Sofía volvió a llenar la copa de vino, esta vez hasta el límite del cristal. Se puso de pie y caminó en círculos por el jardín, mientras Manuel resistía algo que asomaba por su boca, quizás necesitaba llorar. Trataba de pararse, pero no lo hizo, quizás quería abrazarla. Sofía se atrapó en sus pensamientos y el jardín desapareció. Había una amargura en ella que no quería dejar salir, tenía miedo a enfrentarla. Era un parásito que siempre estuvo, que casi nunca se dejaba ver, pero cuando lo hacía, se alimentaba de migajas. Saciado, desaparecía por un buen tiempo. Siguió dándo vueltas por el patio, resistiéndose, pero tuvo que abrir la alambrada. Siempre notó algo extraño y oscuro en Fernanda, una intuición que a veces la hacía dudar. No había mejor amiga que ella, nadie la entendía como ella, pero Sofía detectaba en ciertas situaciones un atisbo de desequilibrio, una sensación de algo oculto, como si de la nada cada ojo de Fernanda se volviera estrábico. Pero se obligaba a olvidarlo, “son idioteces tuyas”, se decía. No, no podía creer lo que le decía Manuel. La Feña siempre estuvo a su lado, cuando perdió su primer embarazo, cuando entró en depresión por haberse equivocado de profesión, cuando su gusto por el trago se acercó a límites peligrosos. Ella la había ayudado más que nadie, incluso Manuel. Y adoraba al guatón. No, es imposible.

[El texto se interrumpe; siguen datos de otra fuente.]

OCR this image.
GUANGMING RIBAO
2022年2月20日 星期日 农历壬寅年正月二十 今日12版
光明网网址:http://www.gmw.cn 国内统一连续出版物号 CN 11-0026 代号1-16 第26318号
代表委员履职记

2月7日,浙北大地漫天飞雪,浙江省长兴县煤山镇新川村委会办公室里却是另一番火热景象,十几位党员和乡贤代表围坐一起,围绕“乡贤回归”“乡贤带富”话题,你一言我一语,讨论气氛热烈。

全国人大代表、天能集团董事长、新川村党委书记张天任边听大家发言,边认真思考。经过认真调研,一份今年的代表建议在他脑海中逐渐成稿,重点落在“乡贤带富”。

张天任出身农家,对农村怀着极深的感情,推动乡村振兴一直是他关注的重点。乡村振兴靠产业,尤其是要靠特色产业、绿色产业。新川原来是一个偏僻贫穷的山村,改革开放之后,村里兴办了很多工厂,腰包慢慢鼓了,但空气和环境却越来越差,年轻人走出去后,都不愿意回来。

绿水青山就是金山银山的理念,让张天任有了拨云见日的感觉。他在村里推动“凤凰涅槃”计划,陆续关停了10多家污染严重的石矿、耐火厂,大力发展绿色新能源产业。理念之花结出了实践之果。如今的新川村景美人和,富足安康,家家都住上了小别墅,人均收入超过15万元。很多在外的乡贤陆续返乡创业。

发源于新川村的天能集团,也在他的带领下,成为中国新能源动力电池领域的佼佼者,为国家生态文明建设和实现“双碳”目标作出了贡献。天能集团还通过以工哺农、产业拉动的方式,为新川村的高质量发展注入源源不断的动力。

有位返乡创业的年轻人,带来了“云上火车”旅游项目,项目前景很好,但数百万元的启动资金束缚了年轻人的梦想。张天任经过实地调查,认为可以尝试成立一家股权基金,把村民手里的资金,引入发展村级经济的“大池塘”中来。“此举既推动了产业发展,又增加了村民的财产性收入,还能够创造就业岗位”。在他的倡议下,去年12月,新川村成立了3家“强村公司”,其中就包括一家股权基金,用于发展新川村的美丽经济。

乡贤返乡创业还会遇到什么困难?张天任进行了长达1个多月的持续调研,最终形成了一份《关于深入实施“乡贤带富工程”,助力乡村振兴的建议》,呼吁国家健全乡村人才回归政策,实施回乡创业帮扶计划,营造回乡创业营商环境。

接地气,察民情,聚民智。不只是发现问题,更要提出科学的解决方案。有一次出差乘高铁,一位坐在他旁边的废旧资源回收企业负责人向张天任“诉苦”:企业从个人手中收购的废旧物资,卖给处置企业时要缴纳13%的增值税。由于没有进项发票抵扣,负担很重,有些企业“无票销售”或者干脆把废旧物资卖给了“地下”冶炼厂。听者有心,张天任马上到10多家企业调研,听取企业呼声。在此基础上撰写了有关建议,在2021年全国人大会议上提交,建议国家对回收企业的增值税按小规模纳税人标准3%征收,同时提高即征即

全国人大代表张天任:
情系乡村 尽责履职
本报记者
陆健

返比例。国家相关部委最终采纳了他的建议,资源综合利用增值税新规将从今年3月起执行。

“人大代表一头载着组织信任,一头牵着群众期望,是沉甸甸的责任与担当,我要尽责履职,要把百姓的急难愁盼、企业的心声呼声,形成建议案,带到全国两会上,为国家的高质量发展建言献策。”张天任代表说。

La mano de Manuel en su hombro la trajo de vuelta. Ya era de noche, le costó reconocer el lugar, se había alejado de la terraza y estaba en una esquina del jardín, lejos de las luces y con la copa vacía.
-Lamento habertelo dicho, pero tenía que hacerlo-, le dijo Manuel.
-No lo creo. Aún no te creo, esto no es verdad-.
-Tienes razón, no es verdad. Pero el budín de acelgas se está quemando-.
Sofía caminó hacia la entrada al living y corrió la cortina que le tapaba la vista. La sala estaba llena del humo que salía de la cocina. Miró su reloj, había pasado casi una hora.
-No te preocupes, Sofi, voy a pedir esas pizzas y pongo la mesa-.